Nessa’s graduate student stared at the winged creature holding him, a lamb in the teeth of a wolf, and there was nothing—nothing—Nessa could do to head off the disaster she saw coming. Did Brad have any clue what was headed his way? Of course, the lab’s new entrance should have been all the heads-up he’d needed.
“Perhaps what?” Brad swallowed again, the blade nicking his Adam’s apple. The move might not have been intentional on Cuthah’s part, but he clearly didn’t have any issues with bloodshed.
She’d seen the dead woman on the quad. She should have had a plan. After all, she never went into a situation without one. And yet, here she was, facing public enemy number one, and she didn’t have the faintest idea where to start.

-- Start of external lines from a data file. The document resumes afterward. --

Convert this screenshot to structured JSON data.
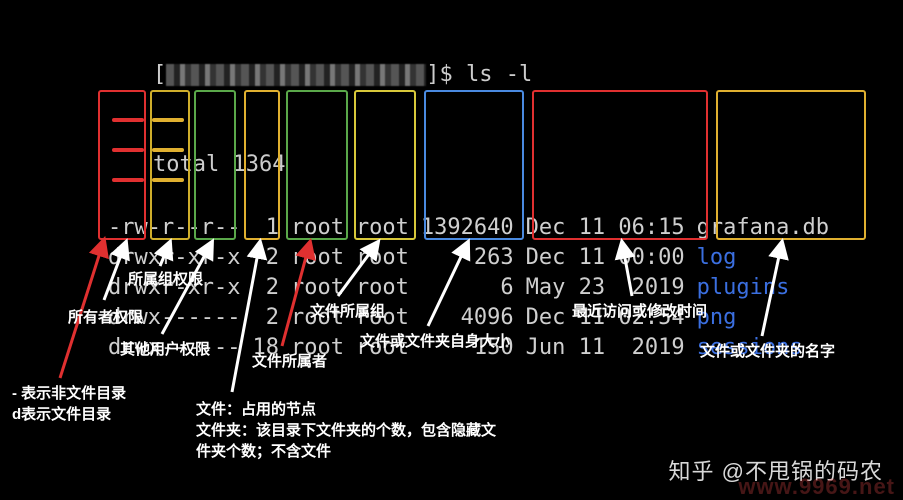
{
  "prompt": {
    "bracket_open": "[",
    "bracket_close": "]",
    "suffix": "$ ",
    "command": "ls -l"
  },
  "total": {
    "label": "total",
    "value": "1364"
  },
  "rows": [
    {
      "perm": "-rw-r--r--",
      "links": "1",
      "owner": "root",
      "group": "root",
      "size": "1392640",
      "date": "Dec 11 06:15",
      "name": "grafana.db",
      "dir": false
    },
    {
      "perm": "drwxr-xr-x",
      "links": "2",
      "owner": "root",
      "group": "root",
      "size": "263",
      "date": "Dec 11 00:00",
      "name": "log",
      "dir": true
    },
    {
      "perm": "drwxr-xr-x",
      "links": "2",
      "owner": "root",
      "group": "root",
      "size": "6",
      "date": "May 23  2019",
      "name": "plugins",
      "dir": true
    },
    {
      "perm": "drwx------",
      "links": "2",
      "owner": "root",
      "group": "root",
      "size": "4096",
      "date": "Dec 11 02:54",
      "name": "png",
      "dir": true
    },
    {
      "perm": "drwx------",
      "links": "18",
      "owner": "root",
      "group": "root",
      "size": "150",
      "date": "Jun 11  2019",
      "name": "sessions",
      "dir": true
    }
  ],
  "labels": {
    "type": "- 表示非文件目录\nd表示文件目录",
    "owner_perm": "所有者权限",
    "group_perm": "所属组权限",
    "other_perm": "其他用户权限",
    "links": "文件：占用的节点\n文件夹：该目录下文件夹的个数，包含隐藏文\n件夹个数；不含文件",
    "owner": "文件所属者",
    "group": "文件所属组",
    "size": "文件或文件夹自身大小",
    "date": "最近访问或修改时间",
    "name": "文件或文件夹的名字"
  },
  "watermark": "知乎 @不甩锅的码农",
  "siteurl": "www.9969.net"
}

Cuthah’s face twisted, the snap of his wings folding and closing on his back too loud in the tense room. Somehow, she’d expected angels to be terrifyingly beautiful, all golden skin and hair. Cuthah had the terrifying part down, all right.
Her fingers flipped open the cell. She was way out of her league here, and she knew it. Call Zer.
“Perhaps Professor St. James hasn’t made an appearance yet,” Cuthah said softly.
Her grad student didn’t blink, caught in that cold gaze.
“Or perhaps she has. Perhaps”—Cuthah moved the blade to the other side of her student’s neck—“you know that.” The girl on the floor had stopped crying. Marlene. She’d started last week. Professor Markoff’s lab was going to look damn good after this episode.